Por entender que o sucesso da liga feminina tiraria interesse ou atrapalharia a liga masculina (ou por pura ciumeira ou machismo mesmo, ou tudo junto e misturado), a cartolagem fez lobby junto à federação inglesa e em 1921 a Football Association (FA) aprovou a seguinte resolução – a transcrição é literal:

“O jogo de futebol é bastante inadequado para as mulheres e não deve ser encorajado. Por esta razão, o conselho solicita aos clubes pertencentes à associação que RECUSEM o uso de seus campos para tais partidas.”

A FA também proibiu seus membros de atuarem como árbitros ou bandeirinhas em jogos de futebol feminino. E um adendo nefasto da coisa toda era o seguinte: meninas também não podiam jogar nas escolas porque nesta época as escolas e universidades eram filiadas à FA.

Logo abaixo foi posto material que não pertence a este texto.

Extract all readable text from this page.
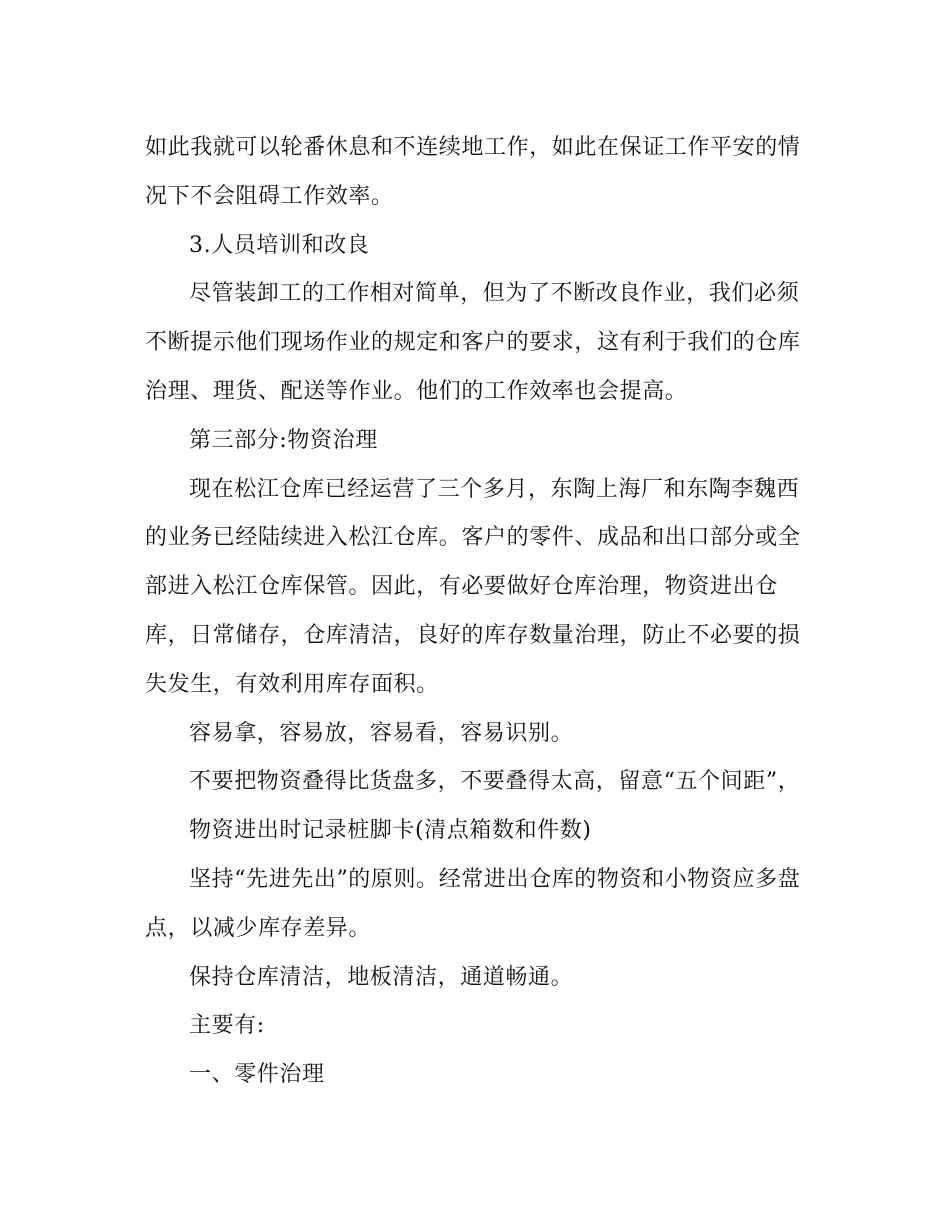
如此我就可以轮番休息和不连续地工作，如此在保证工作平安的情况下不会阻碍工作效率。

3.人员培训和改良

尽管装卸工的工作相对简单，但为了不断改良作业，我们必须不断提示他们现场作业的规定和客户的要求，这有利于我们的仓库治理、理货、配送等作业。他们的工作效率也会提高。

第三部分:物资治理

现在松江仓库已经运营了三个多月，东陶上海厂和东陶李魏西的业务已经陆续进入松江仓库。客户的零件、成品和出口部分或全部进入松江仓库保管。因此，有必要做好仓库治理，物资进出仓库，日常储存，仓库清洁，良好的库存数量治理，防止不必要的损失发生，有效利用库存面积。

容易拿，容易放，容易看，容易识别。

不要把物资叠得比货盘多，不要叠得太高，留意“五个间距”，

物资进出时记录桩脚卡(清点箱数和件数)

坚持“先进先出”的原则。经常进出仓库的物资和小物资应多盘点，以减少库存差异。

保持仓库清洁，地板清洁，通道畅通。

主要有:

一、零件治理
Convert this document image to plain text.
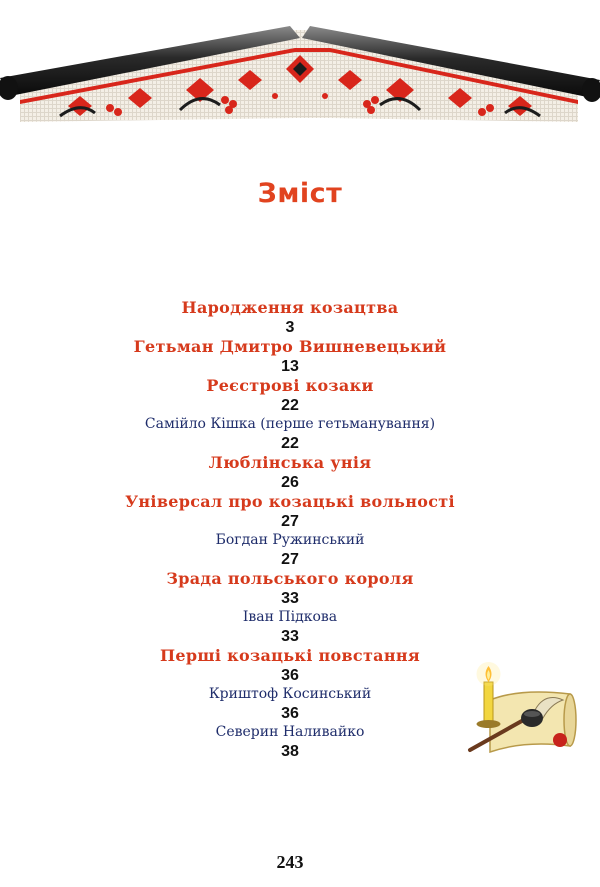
Зміст
Народження козацтва
3
Гетьман Дмитро Вишневецький
13
Реєстрові козаки
22
Самійло Кішка (перше гетьманування)
22
Люблінська унія
26
Універсал про козацькі вольності
27
Богдан Ружинський
27
Зрада польського короля
33
Іван Підкова
33
Перші козацькі повстання
36
Криштоф Косинський
36
Северин Наливайко
38
243
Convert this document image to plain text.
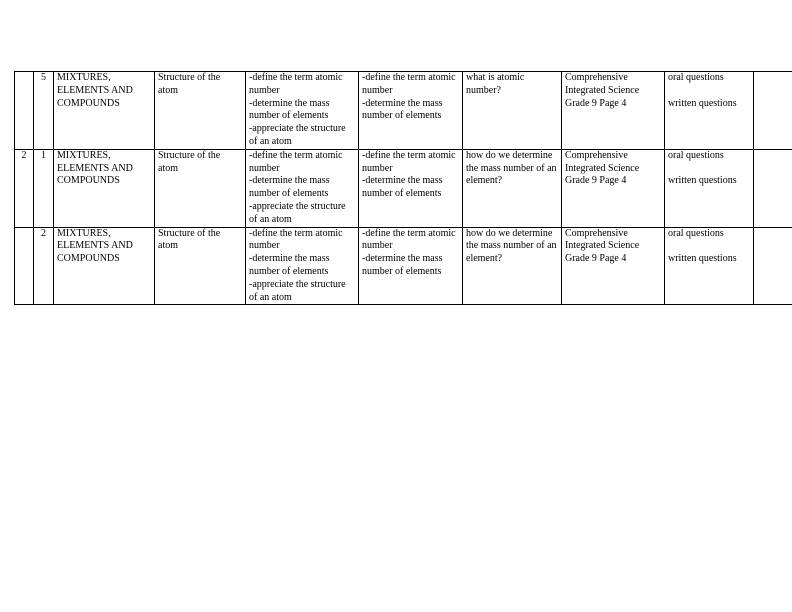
	5	MIXTURES, ELEMENTS AND COMPOUNDS	Structure of the atom	-define the term atomic number
-determine the mass number of elements
-appreciate the structure of an atom	-define the term atomic number
-determine the mass number of elements	what is atomic number?	Comprehensive Integrated Science Grade 9 Page 4	oral questions

written questions	

2	1	MIXTURES, ELEMENTS AND COMPOUNDS	Structure of the atom	-define the term atomic number
-determine the mass number of elements
-appreciate the structure of an atom	-define the term atomic number
-determine the mass number of elements	how do we determine the mass number of an element?	Comprehensive Integrated Science Grade 9 Page 4	oral questions

written questions	

	2	MIXTURES, ELEMENTS AND COMPOUNDS	Structure of the atom	-define the term atomic number
-determine the mass number of elements
-appreciate the structure of an atom	-define the term atomic number
-determine the mass number of elements	how do we determine the mass number of an element?	Comprehensive Integrated Science Grade 9 Page 4	oral questions

written questions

E como a federação inglesa era o membro mais poderoso da FIFA, a proibição virou internacional. Até 1971, qualquer membro da FIFA que permitisse que mulheres jogassem em seus campos seria BANIDO da federação (ah, FIFA, sempre FIFA).

Só lembrando: aquelas senhoritas além de arrecadar dinheiro, NÃO eram pagas para jogar futebol.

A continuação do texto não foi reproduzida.